BALI, HOLOPIS.COM Bandara Ngurah Rai, Bali sebagai pintu masuk utama bagi para wisatawan dari berbagai negara, sewaktu – waktu bisa diterpa bencana gempa dan tsunami.

“Jarak bandara dengan bibir pantai 0 meter dan ini sangat berpotensi besar tersapu tsunami, jika sewaktu-waktu gempa besar melanda Bali,” kata Dwikorita Karnawati, Kepala BMKG , (10/2).

Untuk itu, Badan Meteorologi, Klimatologi, dan Geofisika (BMKG)  akan mengantisipasi hal tersebut. Menurut Dwikorita, pihaknya akan melakukan setidaknya tiga upaya untuk mengantisipasi ancaman bencana tersebut.

Upaya pertama yang dilakukan BMKG, yaitu meningkatkan akurasi pemodelan terkait dengan bahaya Tsunami. Mengingat, bandara ini berada di pesisir pantai yang berhadapan dengan sumber gempa berpotensi tsunami atau terjadinya megathrust selatan bali.

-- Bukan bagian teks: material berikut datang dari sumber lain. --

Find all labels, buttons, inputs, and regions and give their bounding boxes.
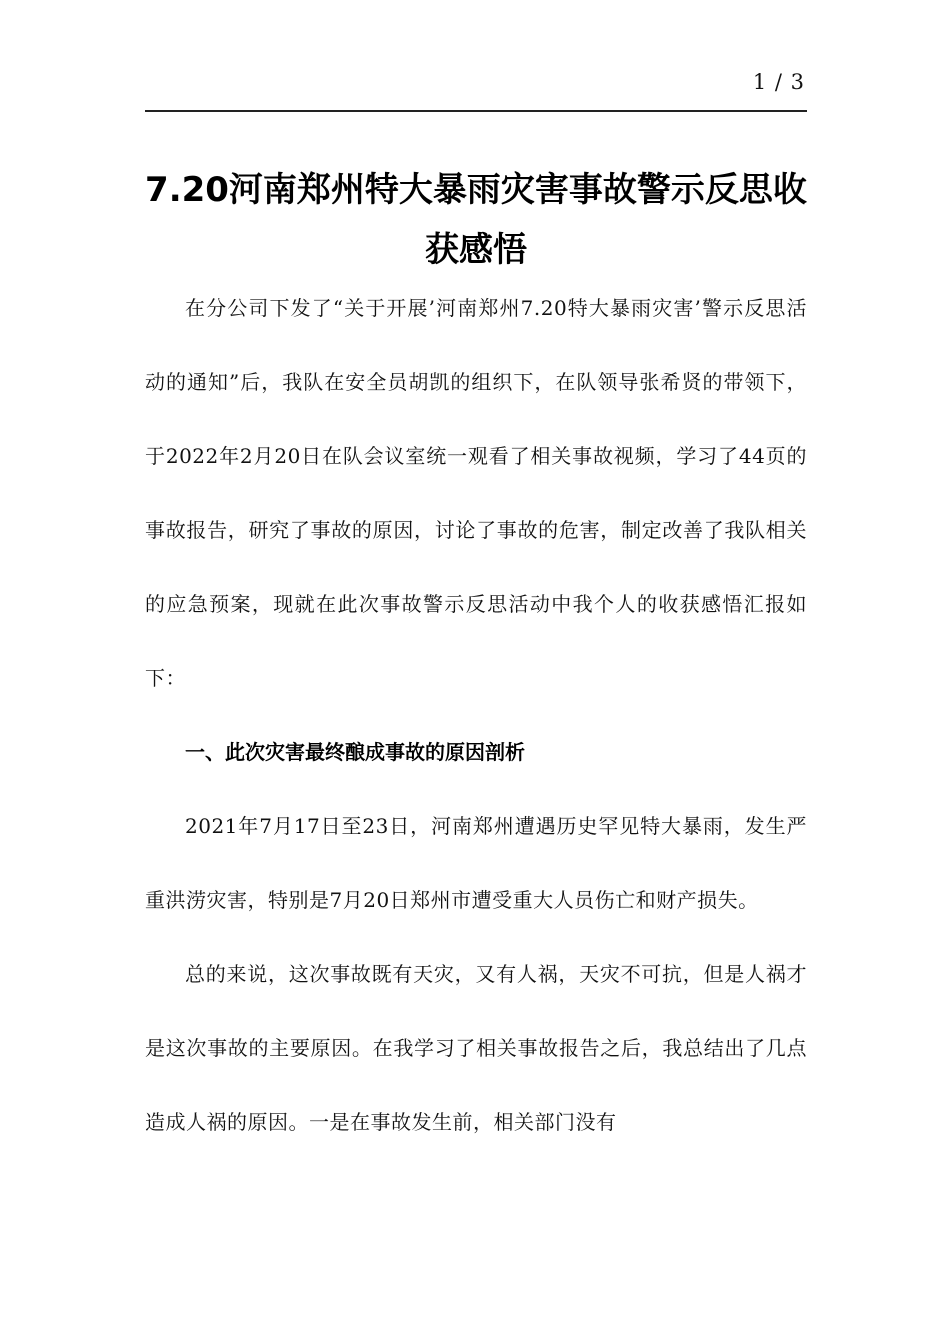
document-title: 7.20河南郑州特大暴雨灾害事故警示反思收获感悟 <box>145 170 807 270</box>
header-divider <box>145 110 807 112</box>
intro-paragraph: 在分公司下发了“关于开展’河南郑州7.20特大暴雨灾害’警示反思活动的通知”后，我队在安全员胡凯的组织下，在队领导张希贤的带领下，于2022年2月20日在队会议室统一观看了相关事故视频，学习了44页的事故报告，研究了事故的原因，讨论了事故的危害，制定改善了我队相关的应急预案，现就在此次事故警示反思活动中我个人的收获感悟汇报如下： <box>145 296 807 690</box>
page-number: 1 / 3 <box>752 70 805 94</box>
section-paragraph: 2021年7月17日至23日，河南郑州遭遇历史罕见特大暴雨，发生严重洪涝灾害，特别是7月20日郑州市遭受重大人员伤亡和财产损失。 <box>145 814 807 912</box>
document-body <box>145 271 807 1159</box>
section-heading: 一、此次灾害最终酿成事故的原因剖析 <box>185 740 525 764</box>
section-paragraph: 总的来说，这次事故既有天灾，又有人祸，天灾不可抗，但是人祸才是这次事故的主要原因。在我学习了相关事故报告之后，我总结出了几点造成人祸的原因。一是在事故发生前，相关部门没有 <box>145 962 807 1134</box>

Kedua, kata dia, yakni dengan memasang sistem penerima informasi gempabumi dan tsunami (WRS New Generation) yang akan diintegrasikan ke dalam sistem yang ada di command center Bandara Ngurah Rai. WRS ini memungkinkan masyarakat dan seluruh pengguna bandara mengetahui adanya gempa bumi dan potensi terjadinya tsunami dalam waktu kurang dari 5 menit atau sekitar 2-4 menit.

Ketiga, BMKG akan melakukan upaya edukasi kepada stakeholder dan petugas yang terkait dengan penyelamatan di bandara tersebut, dengan cara melatih serta menyelenggarakan drill atau simulasi evakuasi terkait dengan respon informasi gempa dan tsunami secara cepat dan tepat, untuk upaya penyelamatan di bandara.

“Mitigasi juga harus dilakukan oleh pemerintah provinsi dan pemerintah kabupaten/kota setempat untuk semakin meminimalkan dampak kerugian dan korban jiwa. Mengingat di lokasi sekitar bandara juga terdapat banyak kawasan ekonomi dan permukiman penduduk,” kata dia.